Syrus est l’ancêtre – avec tous les personnages similaires chez Térence et Plaute – des valets malins et proches de leurs jeunes maîtres chez Molière : Toinette (Le Malade imaginaire), Scapin, Dorine (Tartuffe)…

Scènes 4 et 5

Entrée en scène de Ctésiphon, le fils de Déméa, prétendument irréprochable. Et pourtant…

  • On apprend que c’est lui qui est l’amant de Callidie ;
  • C’est un être sensible, aimant et reconnaissant à l’égard d’Eschine ; mais il est très loin d’avoir son énergie et sa détermination.
  • Térence même suggère une fragilité inquiétante du jeune homme : p. 205, nous voyons que non seulement il a longtemps hésité à parler à son frère, dont il connaissait pourtant l’attachement et le dévouement, mais qu’en plus il était prêt à un geste désespéré :
    « Comment ! pour une pareille misère, être sur le point de quitter… » Voulait-il se suicider, comme chez Ménandre, ou simplement s’expatrier ? Dans les deux cas, c’est une conduite de fuite, d’éviction, qui révèle un bien faible courage…
  • Ctésiphon annonce l’échec de l’éducation selon Déméa :
    • elle ne l’empêche pas de commettre des bêtises (il a une maîtresse !)
    • mais elle le rend craintif et incapable d’assumer ses actes.

Acte III

Il s’agit de l’acte central de la pièce, le moment crucial où le suspens est à son comble et la situation devient dramatique. Nous voyons également apparaître de nouveaux personnages, qui modifient quelque peu le registre de la pièce.

Scènes 1 et 2

Ces deux scènes sont centrées sur des figures féminines : Sostrata, la mère de Pamphila, une femme pauvre mais digne, qui s’inquiète pour sa fille sur le point d’accoucher. Elle est le pendant de Micion : comme lui elle redoute le pire pour son enfant, et manifeste un amour maternel profond. Cette similitude rend plausible, par avance, le dénouement. Canthara, quant à elle, est la nourrice traditionnelle : calme et bon-sens.

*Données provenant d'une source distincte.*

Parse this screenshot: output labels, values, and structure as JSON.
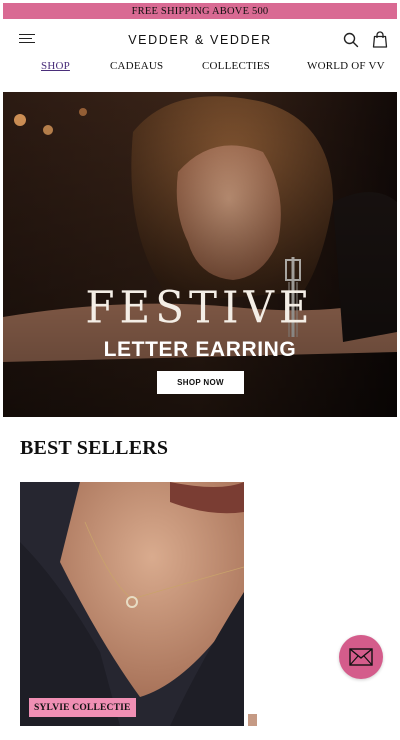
{
  "promo": {
    "text": "FREE SHIPPING ABOVE 500"
  },
  "header": {
    "logo": "VEDDER & VEDDER",
    "icons": {
      "menu": "hamburger-menu-icon",
      "search": "search-icon",
      "bag": "shopping-bag-icon"
    }
  },
  "nav": {
    "items": [
      {
        "label": "SHOP",
        "active": true
      },
      {
        "label": "CADEAUS",
        "active": false
      },
      {
        "label": "COLLECTIES",
        "active": false
      },
      {
        "label": "WORLD OF VV",
        "active": false
      }
    ]
  },
  "hero": {
    "title": "FESTIVE",
    "subtitle": "LETTER EARRING",
    "button": "SHOP NOW"
  },
  "best_sellers": {
    "title": "BEST SELLERS",
    "products": [
      {
        "tag": "SYLVIE COLLECTIE"
      }
    ]
  },
  "chat": {
    "icon": "envelope-icon"
  },
  "colors": {
    "promo_bg": "#d96a93",
    "nav_active": "#4a2e7a",
    "tag_bg": "#f08fb4",
    "chat_bg": "#d45c8b"
  }
}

La scène 2 voit apparaître Géta, un « seruus currens« . L’expression signifie « esclave courant » et désigne un personnage-type bien connu de la comédie : l’esclave qui court en tous sens, gesticule et s’agite sans la moindre efficacité. Il serait intéressant de comparer les différents types d’esclaves : Syrus, le complice, voire le maître du jeu, Géta, qui s’identifie à ses maîtres mais partage leur impuissance, Parménon, le simple exécutant… à comparer avec ce qu’est l’esclave dans la réalité.

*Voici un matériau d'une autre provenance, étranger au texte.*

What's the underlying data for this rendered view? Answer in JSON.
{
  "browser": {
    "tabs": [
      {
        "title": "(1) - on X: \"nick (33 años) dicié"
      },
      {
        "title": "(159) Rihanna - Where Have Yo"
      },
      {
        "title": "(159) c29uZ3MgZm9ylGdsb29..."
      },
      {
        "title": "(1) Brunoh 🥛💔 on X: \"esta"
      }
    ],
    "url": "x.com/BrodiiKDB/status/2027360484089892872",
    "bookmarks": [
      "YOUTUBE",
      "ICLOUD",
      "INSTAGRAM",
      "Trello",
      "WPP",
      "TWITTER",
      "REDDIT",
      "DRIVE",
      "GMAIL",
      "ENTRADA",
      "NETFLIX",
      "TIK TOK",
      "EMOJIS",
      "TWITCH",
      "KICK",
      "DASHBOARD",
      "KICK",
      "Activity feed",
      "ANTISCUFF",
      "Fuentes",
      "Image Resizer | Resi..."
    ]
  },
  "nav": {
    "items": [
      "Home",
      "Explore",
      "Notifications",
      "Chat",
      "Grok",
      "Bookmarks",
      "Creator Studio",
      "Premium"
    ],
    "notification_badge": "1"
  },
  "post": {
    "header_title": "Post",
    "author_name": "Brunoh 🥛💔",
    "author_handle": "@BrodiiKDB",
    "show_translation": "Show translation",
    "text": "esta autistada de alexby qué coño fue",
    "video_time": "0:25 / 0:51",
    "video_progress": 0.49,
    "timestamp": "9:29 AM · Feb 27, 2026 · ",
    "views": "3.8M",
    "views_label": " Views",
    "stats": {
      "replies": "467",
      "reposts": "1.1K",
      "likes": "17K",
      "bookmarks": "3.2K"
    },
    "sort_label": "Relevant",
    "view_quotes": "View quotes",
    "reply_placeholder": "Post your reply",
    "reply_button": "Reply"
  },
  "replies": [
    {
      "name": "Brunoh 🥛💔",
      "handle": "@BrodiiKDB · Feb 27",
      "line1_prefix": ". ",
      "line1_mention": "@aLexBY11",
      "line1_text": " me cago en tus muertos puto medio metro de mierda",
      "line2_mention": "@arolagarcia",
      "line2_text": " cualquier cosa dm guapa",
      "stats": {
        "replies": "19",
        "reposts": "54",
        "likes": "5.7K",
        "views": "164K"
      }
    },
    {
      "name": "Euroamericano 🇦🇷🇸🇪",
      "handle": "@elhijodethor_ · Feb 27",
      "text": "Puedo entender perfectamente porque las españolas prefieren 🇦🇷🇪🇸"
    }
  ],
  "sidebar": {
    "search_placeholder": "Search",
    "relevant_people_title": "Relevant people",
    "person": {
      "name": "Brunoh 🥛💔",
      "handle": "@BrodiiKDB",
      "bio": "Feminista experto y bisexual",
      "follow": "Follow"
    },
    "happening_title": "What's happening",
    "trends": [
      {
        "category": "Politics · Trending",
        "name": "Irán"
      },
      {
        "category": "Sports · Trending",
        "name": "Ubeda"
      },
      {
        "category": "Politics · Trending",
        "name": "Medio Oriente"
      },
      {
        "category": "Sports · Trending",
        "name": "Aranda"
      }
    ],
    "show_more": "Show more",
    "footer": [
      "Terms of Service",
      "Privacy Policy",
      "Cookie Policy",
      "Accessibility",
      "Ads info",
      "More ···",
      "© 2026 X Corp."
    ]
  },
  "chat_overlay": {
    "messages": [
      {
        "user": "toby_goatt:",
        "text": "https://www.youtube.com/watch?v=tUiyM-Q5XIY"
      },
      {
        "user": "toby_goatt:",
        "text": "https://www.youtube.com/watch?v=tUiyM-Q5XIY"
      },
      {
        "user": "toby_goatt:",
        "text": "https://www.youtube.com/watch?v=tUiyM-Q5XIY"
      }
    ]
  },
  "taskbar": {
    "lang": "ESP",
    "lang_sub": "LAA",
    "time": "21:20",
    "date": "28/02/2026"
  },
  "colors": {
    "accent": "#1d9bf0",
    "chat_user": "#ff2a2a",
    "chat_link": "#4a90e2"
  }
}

Les deux premières scènes introduisent le registre pathétique :

  • Scène 1 : la solitude et l’inquiétude de Sostrata ; on imagine la situation de la jeune fille, en arrière plan. Sostrata multiplie les termes de douleur : « douleurs » au pluriel évoque bien sûr l’accouchement, mais fait aussi écho à la « frayeur », au malheur, à la solitude, au chagrin. La seule lueur d’espoir est Eschine, dont on se doute qu’il ne durera pas…
  • Scène 2 : Une scène qui commence comiquement : Géta est drôle à plusieurs niveaux.
    • il s’identifie totalement à ses maîtresses : il dit « nous », utilise le registre de la tragédie (en contraste avec son masque…) ;
    • violence de son propos contrastant aussi avec son impuissance réelle.

La seconde partie renoue avec le pathétique : Géta est persuadé d’avoir assisté à la trahison d’Eschine. Le spectateur, lui, sait déjà qu’il n’en est rien : une forme inversée de l’ « ironie tragique », dans laquelle les personnages croient en une catastrophe qui n’arrivera pas.

Scène 3 à 5

  • Scène 3 : une pure scène de comédie, où l’on voit Syrus se moquer ouvertement de Déméa :
    • d’abord il se laisse surprendre, n’ayant pas vu le vieillard ;
    • puis un jeu de contrepoint : Syrus feint de tenir un discours très moral, tout en criant des ordres bien triviaux à d’autres esclaves ;
    • enfin, il s’amuse à envoyer Déméa à la campagne.
  • Scène 4 : on retrouve une scène plus sérieuse : Hégion révèle la prétendue trahison d’Eschine et exhorte Déméa à réparer cette faute.
  • Scène 5 : simple scène de transition.

Acte IV

Le personnage de Ctésiphon

Ctésiphon est apparu tardivement dans la pièce, bien qu’il soit au centre de l’intrigue : c’est pour lui qu’Eschine prend tous les risques, que Déméa vient voir son frère… À l’acte II (p. 201), il est apparu comme un personnage tendre, reconnaissant envers son frère, timide.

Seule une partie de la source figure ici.